Living with paroxysmal A-fib
Most people with paroxysmal A-fib live normal and healthy lives, even those who require treatment. Living well with paroxysmal A-fib involves controlling the risk factors, knowing what can trigger A-fib, and working out a long-term management plan with a doctor.
Normal daily activities should not be affected with a paroxysmal A-fib diagnosis, but certain activities such as driving should be discussed with a doctor.
Here are some commonly asked questions about living with paroxysmal A-fib.
Can I exercise or have sex?
People should be able to enjoy all of their normal daily activities. While prolonged exercise can be linked with paroxysmal A-fib, moderate exercise is a good thing. People should discuss with their doctor what levels of exercise they would be able to cope with.
Regular sexual activity can be both good for the heart and help to relieve stress.
Can I drive?
Yes. Sometimes paroxysmal A-fib can cause dizziness or light-headedness, so people should always check with their doctor first.

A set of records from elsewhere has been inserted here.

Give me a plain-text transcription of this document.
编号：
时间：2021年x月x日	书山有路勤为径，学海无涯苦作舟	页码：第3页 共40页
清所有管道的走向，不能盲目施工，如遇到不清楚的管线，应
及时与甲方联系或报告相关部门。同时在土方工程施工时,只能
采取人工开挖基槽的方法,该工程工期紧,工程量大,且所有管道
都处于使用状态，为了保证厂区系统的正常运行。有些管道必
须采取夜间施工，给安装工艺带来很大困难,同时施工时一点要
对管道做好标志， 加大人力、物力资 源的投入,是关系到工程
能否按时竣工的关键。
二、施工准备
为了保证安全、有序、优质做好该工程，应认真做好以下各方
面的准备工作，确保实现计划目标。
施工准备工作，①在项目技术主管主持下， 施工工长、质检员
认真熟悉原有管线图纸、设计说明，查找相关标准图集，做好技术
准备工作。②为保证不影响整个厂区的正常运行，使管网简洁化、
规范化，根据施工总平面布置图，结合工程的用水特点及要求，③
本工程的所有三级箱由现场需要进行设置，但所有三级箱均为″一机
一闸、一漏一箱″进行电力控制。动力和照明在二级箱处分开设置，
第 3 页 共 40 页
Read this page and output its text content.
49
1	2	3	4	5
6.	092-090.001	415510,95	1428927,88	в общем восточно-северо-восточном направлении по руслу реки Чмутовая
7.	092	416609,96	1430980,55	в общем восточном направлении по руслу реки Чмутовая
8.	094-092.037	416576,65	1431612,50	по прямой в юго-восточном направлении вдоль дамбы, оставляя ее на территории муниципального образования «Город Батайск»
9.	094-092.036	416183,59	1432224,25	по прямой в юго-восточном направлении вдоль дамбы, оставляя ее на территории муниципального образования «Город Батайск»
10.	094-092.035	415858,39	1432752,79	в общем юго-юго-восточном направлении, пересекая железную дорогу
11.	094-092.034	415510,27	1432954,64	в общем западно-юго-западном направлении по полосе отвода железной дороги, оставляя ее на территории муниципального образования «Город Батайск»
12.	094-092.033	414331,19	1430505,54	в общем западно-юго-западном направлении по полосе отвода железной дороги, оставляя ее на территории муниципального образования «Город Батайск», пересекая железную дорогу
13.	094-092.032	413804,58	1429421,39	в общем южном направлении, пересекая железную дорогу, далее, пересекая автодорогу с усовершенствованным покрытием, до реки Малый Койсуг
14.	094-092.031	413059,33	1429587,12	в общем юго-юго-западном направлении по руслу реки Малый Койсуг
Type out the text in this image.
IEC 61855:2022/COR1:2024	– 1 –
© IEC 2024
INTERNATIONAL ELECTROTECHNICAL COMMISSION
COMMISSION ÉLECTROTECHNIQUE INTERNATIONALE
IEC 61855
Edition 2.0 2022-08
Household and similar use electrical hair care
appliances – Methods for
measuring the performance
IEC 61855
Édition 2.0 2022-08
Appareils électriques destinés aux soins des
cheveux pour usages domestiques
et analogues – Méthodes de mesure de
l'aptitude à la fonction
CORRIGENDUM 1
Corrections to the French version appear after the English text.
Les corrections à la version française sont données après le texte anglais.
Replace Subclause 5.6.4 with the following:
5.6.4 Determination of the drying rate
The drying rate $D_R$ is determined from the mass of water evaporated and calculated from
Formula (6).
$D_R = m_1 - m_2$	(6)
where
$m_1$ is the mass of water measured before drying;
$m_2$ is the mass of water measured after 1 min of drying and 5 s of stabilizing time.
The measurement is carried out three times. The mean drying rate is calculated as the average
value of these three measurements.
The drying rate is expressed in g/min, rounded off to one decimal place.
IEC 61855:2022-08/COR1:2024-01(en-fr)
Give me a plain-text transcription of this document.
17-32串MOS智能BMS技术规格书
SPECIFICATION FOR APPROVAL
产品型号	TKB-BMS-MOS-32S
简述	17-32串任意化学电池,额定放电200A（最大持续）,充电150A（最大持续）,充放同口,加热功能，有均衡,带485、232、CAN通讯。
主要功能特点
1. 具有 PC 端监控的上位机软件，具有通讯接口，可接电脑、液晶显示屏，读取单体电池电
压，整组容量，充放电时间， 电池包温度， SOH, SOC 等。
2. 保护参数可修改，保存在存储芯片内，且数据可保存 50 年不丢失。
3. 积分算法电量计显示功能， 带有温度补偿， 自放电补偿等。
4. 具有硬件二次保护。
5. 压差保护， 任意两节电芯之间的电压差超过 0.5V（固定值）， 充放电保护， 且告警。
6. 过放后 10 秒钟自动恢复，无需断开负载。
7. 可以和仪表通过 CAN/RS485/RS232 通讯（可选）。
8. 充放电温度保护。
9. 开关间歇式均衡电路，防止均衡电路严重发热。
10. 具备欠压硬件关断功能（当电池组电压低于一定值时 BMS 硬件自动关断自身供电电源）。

If anyone begins to experience symptoms of A-fib, they should always pull over to a safe area at the side of the road.
Can I still drink alcohol and caffeine?
Moderate alcohol intake should be fine, but people should avoid drinking excessive alcohol. It is advised for people to try and have at least 2 to 3 alcohol-free days a week.
With caffeinated drinks, such as tea, coffee, and energy drinks, there is no strong evidence linking their consumption with A-fib. However, high caffeine intake can cause increased blood pressure, which is linked to A-fib. As such, limiting caffeine to a moderate level is also advised.
Can I travel?
If paroxysmal A-fib is being treated and is stable then there is no reason that people cannot travel and fly. However, always check with a doctor first as extreme temperatures and high altitudes can cause problems. When travelling, people should make sure they have enough medication for the entire period of their travel.
The majority of A-fib patients can get travel insurance, although the premium may be higher.
How does paroxysmal A-fib change over time?
If symptoms continue for more than a week, the condition becomes persistent A-fib. This can be treated in much the same way.
If persistent A-fib occurs more frequently, it may develop into permanent A-fib. If this happens, normal heart rhythm cannot be restored with treatment.
People should always check with their doctor if they have any concerns.